It’s been a busy few weeks working on our extension. With the upper main walls now rapidly taking shape, for the first time you can really get a feel for its size — something that everyone who visits seems obliged to comment on. “You could fit a couple of terraced houses in here,” observed Godfrey, our builder.
The previous week I’d missed the building control site visit but the builders seemed to think it all went OK. To be on the safe side I phoned Andrew, our building control officer, and he raised no concerns but remarked on the impressive size of the twin 6.6m long steel beams, adding: “Basically what you’re doing is putting a new house on the side of your existing property.” He also informed me his next visit would occur once the roof structure is in place.
Earlier in the month our build programme had nearly been sabotaged because the firm of scaffolders booked by Godfrey did a ‘no show’, wasting everybody’s time. But ever resourceful, the builders temporarily deployed a series of scaffold planks on trestles as an improvised first lift, having earlier backfilled the ground around the main walls where it had been excavated for the rainwater pipework.
The following Saturday the scaffolders’ truck finally made an appearance, the first lift erected single-handedly by the owner of the company because his labourers hadn’t shown up for work.
I’ve had to devote a surprising amount of time to ordering materials and coordinating deliveries, so I’m beginning to appreciate the extent of the logistical work that main contractors normally carry out.
Running a building project at close quarters has also provided an insight into the problems faced by delivery lorry drivers. Accurately offloading all manner of heavy, bulky materials via truck-mounted Hiab cranes into awkward, often wet and muddy sites is a hugely underrated skill that we take for granted.
Normally, setting the ceiling heights is a straightforward part of the design, typically ranging from about 2.3 to 2.5m from finished floor level to ceiling. But on our planning drawings the height of the front wall was a bit short because the extension roof had to be set 200mm lower than the main house roof.
Without a dormer poking up through the roof to buy some extra window height, I was worried that the window on the first floor might appear comically low as you walk into the room.
In most rooms the heads of the windows align roughly with the tops of the internal doors, although in period cottages you can sometimes get away with quirky bedroom windows set a little lower. But in our new extension anything lower than eye level is going to look a trifle odd to say the least.
Fortunately, this being a self-contained annexe extension, the upstairs floor could be positioned a fair bit lower than the existing landing in the main house, so adopting a reduced 2,300mm ceiling height downstairs has allowed us to gain a bit more headroom in bedroom above.
Choosing Floor Joists
For the first floor structure I’d originally planned on using engineered timber I-joists. These have been a standard component in mainstream housing developments for more than a decade because they’re far less prone to shrinkage problems and squeaks (although creaking can also be caused by poorly-fitted joist hangers, missing noggins or cheap chipboard flooring).

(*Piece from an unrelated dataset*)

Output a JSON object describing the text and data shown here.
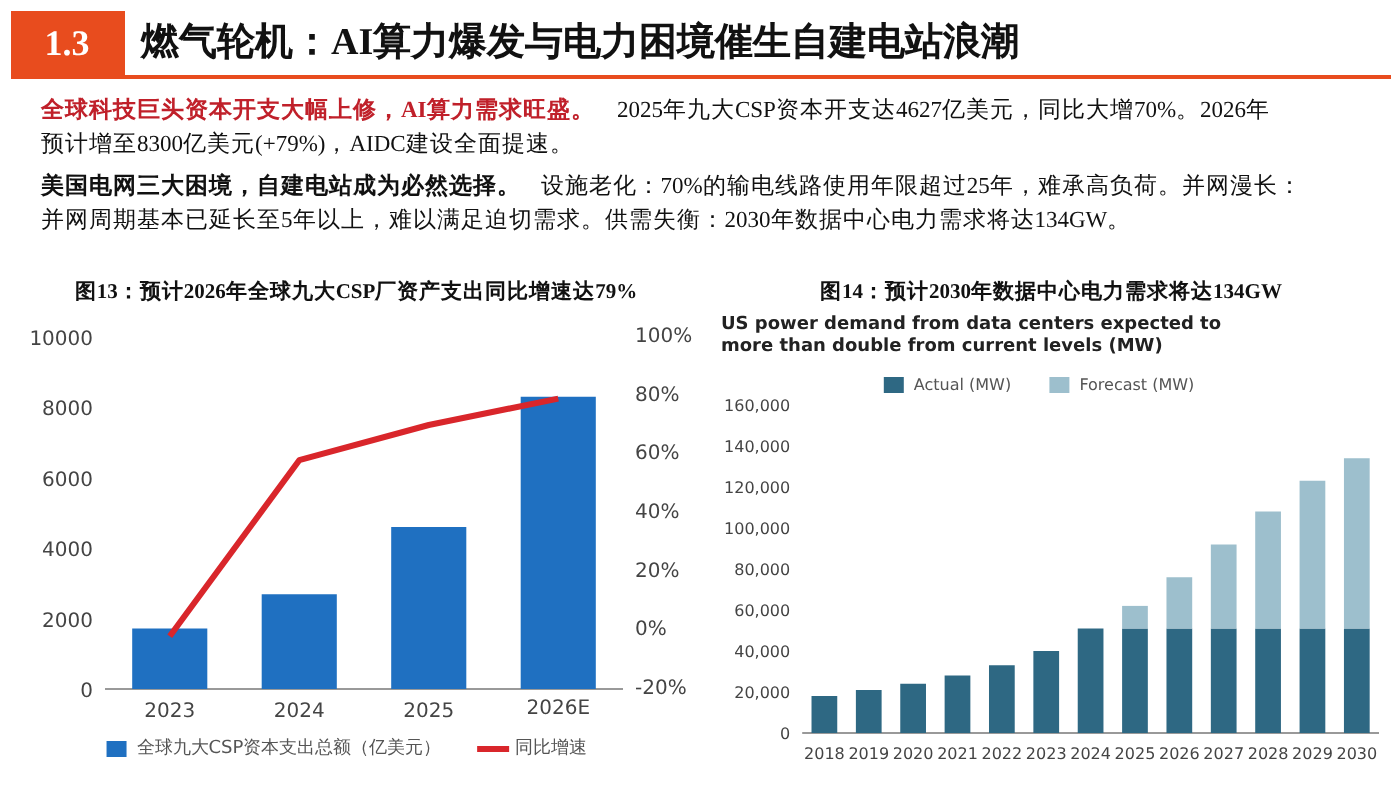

Although I-joists are dearer than traditional softwood, they’re quicker to fit with consequent savings in labour. But with the manufacturers quoting two to three week lead-in times following approval of drawings, this was looking a bit too tight for comfort.
After running the options past our structural engineer I decided on balance it would be better to stick with traditional treated softwood which offers greater versatility and flexibility for cutting and fitting on site.
The Floor Structure
I handed Colin, our chippie, a freshly printed colour drawing depicting the required positions of all the joists and the stair opening, including some to be doubled under internal walls, and he promptly set to work.
On the question of how best to support joist ends, I was under the misapprehension that they need to be hung from metal joist hangers rather than being slotted into masonry walls or supported on ledges in the time-honoured manner.
But although this holds true for new homes where air leakage and sound transmission are more of an issue, when it comes to extensions apparently it’s still acceptable to build them into the wall, although building control will pull chippies up where any joists extend into (potentially damp) cavities.
According to Howarth Timber, a leading timber supplier I spoke to, it’s more common in the north to build joists into walls, whereas down south it seems we have a greater fondness for hangers. Another detail that building control often check is that all the pre-formed nail holes in timber-to-timber joist hangers actually have nails in them because, as they like to remind us: “They’re there for a reason”.
Colin polished off the floor structure in a couple of days, taking care to position the noggins where possible so they corresponded to standard plasterboard dimensions, making life easier for the following trades. A few hefty sheets of 18mm OSB were then carefully placed over the floor deck to work from internally.
This is one of those stages in a build when you can stand back and take pleasure in witnessing your drawings coming to life. That evening I rewarded myself with a leisurely stroll around the upstairs floor and tried to picture how the finished rooms would look.